Поэтому сомнения здравого смысла относительно меры научности нашего знания в описании реальной ситуации художественной жизни вовсе не так уже безосновательны, как это могло показаться. Во избежание возможных кривотолков подчеркнем, что имеется в виду именно мера (степень) научности, а не само знание, которым мы, конечно же, располагаем. Утверждать обратное было бы и полемическим упрощением, и легко опровергаемым тезисом. Но вопрос так и не ставится. Сущность проблемы заключается в том, что отсутствие научного знания, приближающегося к адекватному описанию содержания, процессов и форм художественной жизни, восполняется различными редуцированными, квазитеоретическими представлениями, каждое из которых соотносится лишь с определенными конкретными реалиями, акцентируя свое внимание на локальной группе фактов и считая несущественными остальное их множество.
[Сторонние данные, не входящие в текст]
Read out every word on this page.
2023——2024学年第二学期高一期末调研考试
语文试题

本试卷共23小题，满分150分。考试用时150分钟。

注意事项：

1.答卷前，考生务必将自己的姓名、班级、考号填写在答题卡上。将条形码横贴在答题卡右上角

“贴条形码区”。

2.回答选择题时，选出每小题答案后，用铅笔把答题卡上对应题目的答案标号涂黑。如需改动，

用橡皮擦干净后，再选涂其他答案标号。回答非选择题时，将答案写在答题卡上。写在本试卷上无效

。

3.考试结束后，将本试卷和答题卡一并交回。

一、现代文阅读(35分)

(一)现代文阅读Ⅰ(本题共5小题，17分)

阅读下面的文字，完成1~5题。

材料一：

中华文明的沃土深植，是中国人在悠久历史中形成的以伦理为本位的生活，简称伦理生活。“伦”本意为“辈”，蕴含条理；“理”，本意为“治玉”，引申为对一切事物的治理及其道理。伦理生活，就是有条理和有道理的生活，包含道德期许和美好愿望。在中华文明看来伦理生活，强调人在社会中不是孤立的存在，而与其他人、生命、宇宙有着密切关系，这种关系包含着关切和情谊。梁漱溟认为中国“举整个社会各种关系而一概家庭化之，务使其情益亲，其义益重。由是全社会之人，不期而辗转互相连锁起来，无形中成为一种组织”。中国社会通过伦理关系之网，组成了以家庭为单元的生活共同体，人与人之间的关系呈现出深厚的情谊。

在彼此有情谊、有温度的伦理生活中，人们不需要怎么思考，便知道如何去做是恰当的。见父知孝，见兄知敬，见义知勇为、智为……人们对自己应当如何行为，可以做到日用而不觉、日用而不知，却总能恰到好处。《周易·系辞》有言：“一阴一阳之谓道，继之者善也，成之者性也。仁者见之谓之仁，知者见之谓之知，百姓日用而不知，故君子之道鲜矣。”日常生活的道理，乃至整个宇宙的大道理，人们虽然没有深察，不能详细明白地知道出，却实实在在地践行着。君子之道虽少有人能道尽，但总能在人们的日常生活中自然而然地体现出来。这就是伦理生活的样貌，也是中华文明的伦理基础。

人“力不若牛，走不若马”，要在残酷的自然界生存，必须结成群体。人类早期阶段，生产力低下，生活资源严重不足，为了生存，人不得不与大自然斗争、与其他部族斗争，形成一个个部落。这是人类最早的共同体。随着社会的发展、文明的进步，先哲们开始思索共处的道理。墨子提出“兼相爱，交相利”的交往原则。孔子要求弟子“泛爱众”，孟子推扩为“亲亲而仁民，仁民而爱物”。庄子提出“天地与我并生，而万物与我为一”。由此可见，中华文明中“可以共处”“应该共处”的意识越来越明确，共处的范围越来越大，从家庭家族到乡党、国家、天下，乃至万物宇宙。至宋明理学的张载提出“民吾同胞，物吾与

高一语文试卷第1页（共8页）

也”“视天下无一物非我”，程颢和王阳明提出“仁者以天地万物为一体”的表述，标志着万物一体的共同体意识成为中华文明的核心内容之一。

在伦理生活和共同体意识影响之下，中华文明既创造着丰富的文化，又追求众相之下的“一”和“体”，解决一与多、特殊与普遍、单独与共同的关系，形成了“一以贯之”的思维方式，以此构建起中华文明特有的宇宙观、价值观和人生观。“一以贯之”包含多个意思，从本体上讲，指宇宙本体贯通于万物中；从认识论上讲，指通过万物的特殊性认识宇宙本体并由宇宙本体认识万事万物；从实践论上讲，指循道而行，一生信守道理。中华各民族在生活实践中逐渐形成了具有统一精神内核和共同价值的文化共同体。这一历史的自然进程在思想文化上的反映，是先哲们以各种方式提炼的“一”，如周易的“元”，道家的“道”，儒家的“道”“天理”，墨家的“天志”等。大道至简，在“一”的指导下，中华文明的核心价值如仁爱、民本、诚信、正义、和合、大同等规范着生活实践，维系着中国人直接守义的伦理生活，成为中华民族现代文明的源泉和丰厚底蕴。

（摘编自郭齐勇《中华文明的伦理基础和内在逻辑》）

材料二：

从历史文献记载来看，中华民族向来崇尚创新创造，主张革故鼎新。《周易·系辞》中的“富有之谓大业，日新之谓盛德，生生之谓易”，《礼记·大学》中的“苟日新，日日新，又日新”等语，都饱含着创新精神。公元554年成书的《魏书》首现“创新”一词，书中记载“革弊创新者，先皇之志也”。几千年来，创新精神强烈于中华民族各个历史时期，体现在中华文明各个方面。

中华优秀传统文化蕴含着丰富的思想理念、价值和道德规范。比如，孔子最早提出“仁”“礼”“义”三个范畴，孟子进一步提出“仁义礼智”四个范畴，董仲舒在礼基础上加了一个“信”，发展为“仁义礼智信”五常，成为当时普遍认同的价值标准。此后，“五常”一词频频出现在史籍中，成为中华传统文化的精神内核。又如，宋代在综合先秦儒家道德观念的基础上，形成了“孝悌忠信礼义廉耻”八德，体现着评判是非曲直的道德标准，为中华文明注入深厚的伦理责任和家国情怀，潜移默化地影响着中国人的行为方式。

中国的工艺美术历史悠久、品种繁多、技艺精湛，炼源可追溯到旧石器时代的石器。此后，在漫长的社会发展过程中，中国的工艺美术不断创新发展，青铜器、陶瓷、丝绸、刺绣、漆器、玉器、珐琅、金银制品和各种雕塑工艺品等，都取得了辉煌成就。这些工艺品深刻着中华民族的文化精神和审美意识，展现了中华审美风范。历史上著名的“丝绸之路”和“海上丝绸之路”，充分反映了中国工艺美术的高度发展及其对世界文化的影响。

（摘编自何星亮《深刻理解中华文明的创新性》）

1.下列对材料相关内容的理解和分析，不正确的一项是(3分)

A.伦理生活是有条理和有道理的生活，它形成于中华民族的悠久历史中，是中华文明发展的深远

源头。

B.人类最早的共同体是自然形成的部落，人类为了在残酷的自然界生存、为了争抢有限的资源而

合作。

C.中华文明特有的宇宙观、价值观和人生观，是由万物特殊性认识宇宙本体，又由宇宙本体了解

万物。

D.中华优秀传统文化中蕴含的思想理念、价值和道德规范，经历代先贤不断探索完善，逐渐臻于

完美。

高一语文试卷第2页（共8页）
Сегодня темпы социальных изменений, обусловливая ускорение общественного прогресса, создают новые потребности, ломают традиционно сложившиеся обычаи и шаблоны культурного поведения, приводят к пересмотру групповых систем ценностей и мотивационных структур. Было бы по крайней мере наивно утверждать, что мы имеем содержательно-достоверное представление о горизонтах и пределах культурного развития. Конечно, каждое поколение чувствовало себя на историческом переломе, когда «изменяется мировая сцена» (Э. Роттердамский), однако динамизм нашего общественного развития дает для этого гораздо больше оснований. Согласимся, что культурная жизнь будущего будет другой, а ростки ее зеленеющего древа вызревают уже сегодня.
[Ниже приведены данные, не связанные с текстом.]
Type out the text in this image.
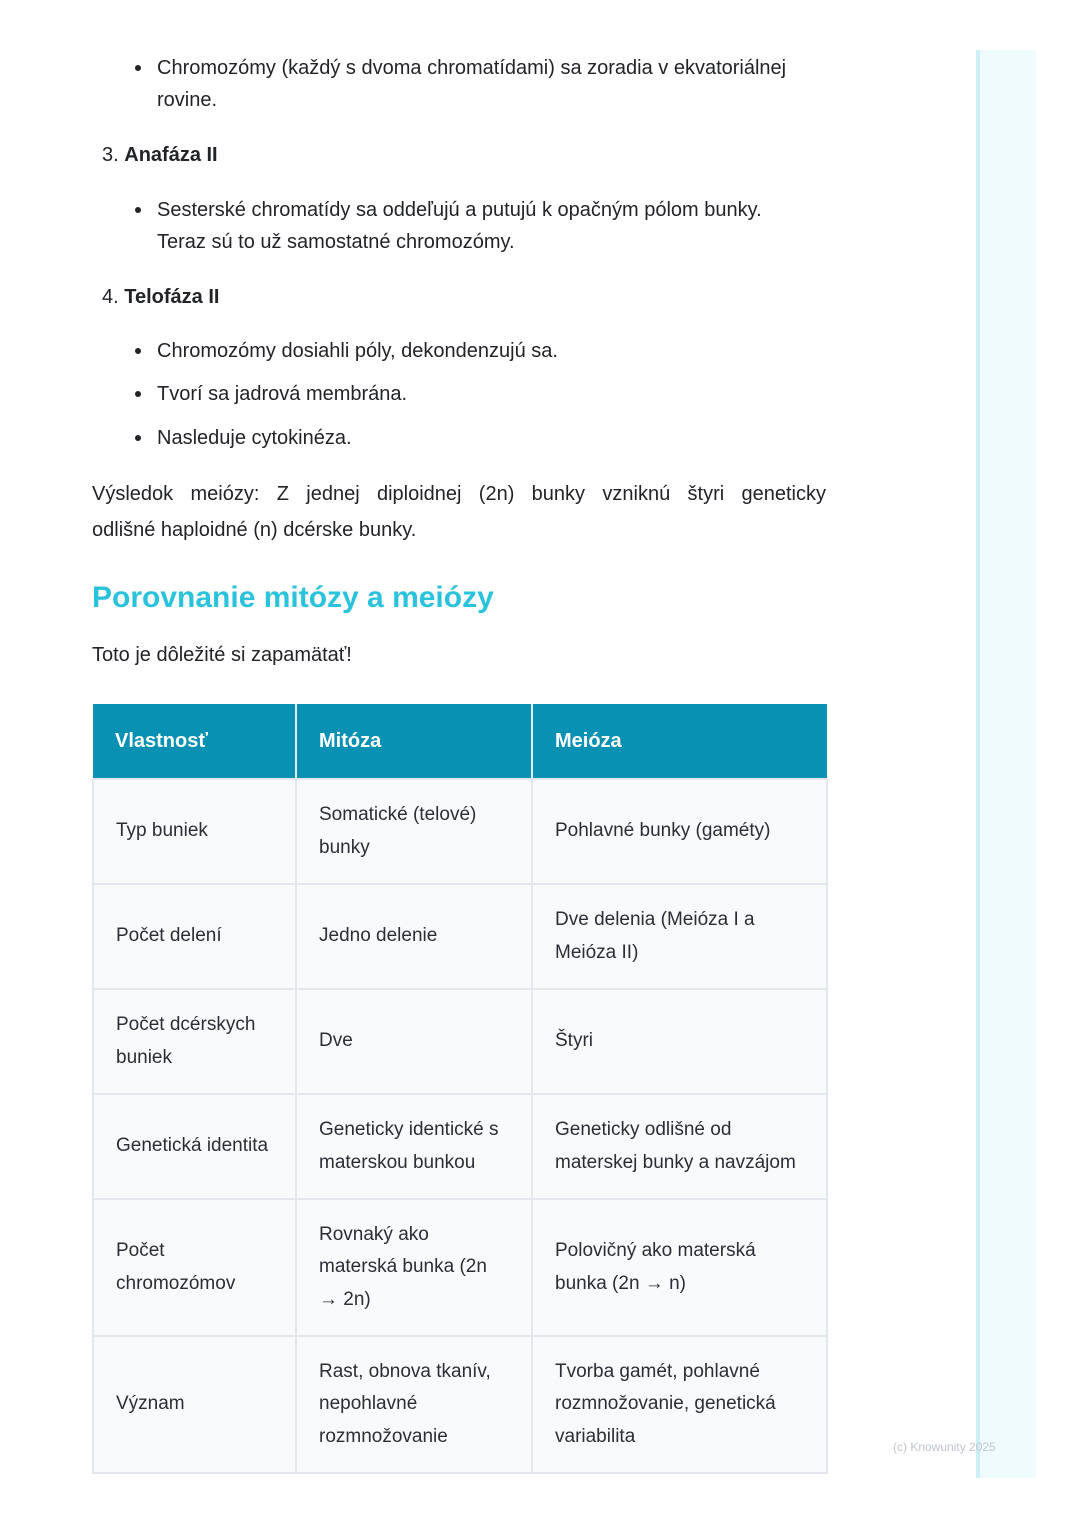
Chromozómy (každý s dvoma chromatídami) sa zoradia v ekvatoriálnej
rovine.
3. Anafáza II
Sesterské chromatídy sa oddeľujú a putujú k opačným pólom bunky.
Teraz sú to už samostatné chromozómy.
4. Telofáza II
Chromozómy dosiahli póly, dekondenzujú sa.
Tvorí sa jadrová membrána.
Nasleduje cytokinéza.
Výsledok meiózy: Z jednej diploidnej (2n) bunky vzniknú štyri geneticky
odlišné haploidné (n) dcérske bunky.
Porovnanie mitózy a meiózy
Toto je dôležité si zapamätať!
Vlastnosť	Mitóza	Meióza
Typ buniek	Somatické (telové) bunky	Pohlavné bunky (gaméty)
Počet delení	Jedno delenie	Dve delenia (Meióza I a Meióza II)
Počet dcérskych buniek	Dve	Štyri
Genetická identita	Geneticky identické s materskou bunkou	Geneticky odlišné od materskej bunky a navzájom
Počet chromozómov	Rovnaký ako materská bunka (2n → 2n)	Polovičný ako materská bunka (2n → n)
Význam	Rast, obnova tkanív, nepohlavné rozmnožovanie	Tvorba gamét, pohlavné rozmnožovanie, genetická variabilita
(c) Knowunity 2025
В такие изменяющиеся времена надежда прогностика на прошлый опыт и прошлое знание — утешение слабое. В калейдоскопе живой жизни он должен суметь увидеть, опознать и осмыслить новое, являемое в старых знаках. А это сложно еще и потому, что новое оформляется в жизни не вдруг и не сразу во всей своей целостности и законченности. Всегда существует искус полагать наблюдаемые «культурные мутации» чем-то несущественным, тем исключением, которое лишь подтверждает общее правило. Если вдобавок учесть, что новая культурная ситуация выражает зачастую реальность, конфликтующую с идеалами ученого, то понятно, что он без особых усилий получает психологическое оправдание в своем отрицании или негативном отношении к происходящим культурным переменам.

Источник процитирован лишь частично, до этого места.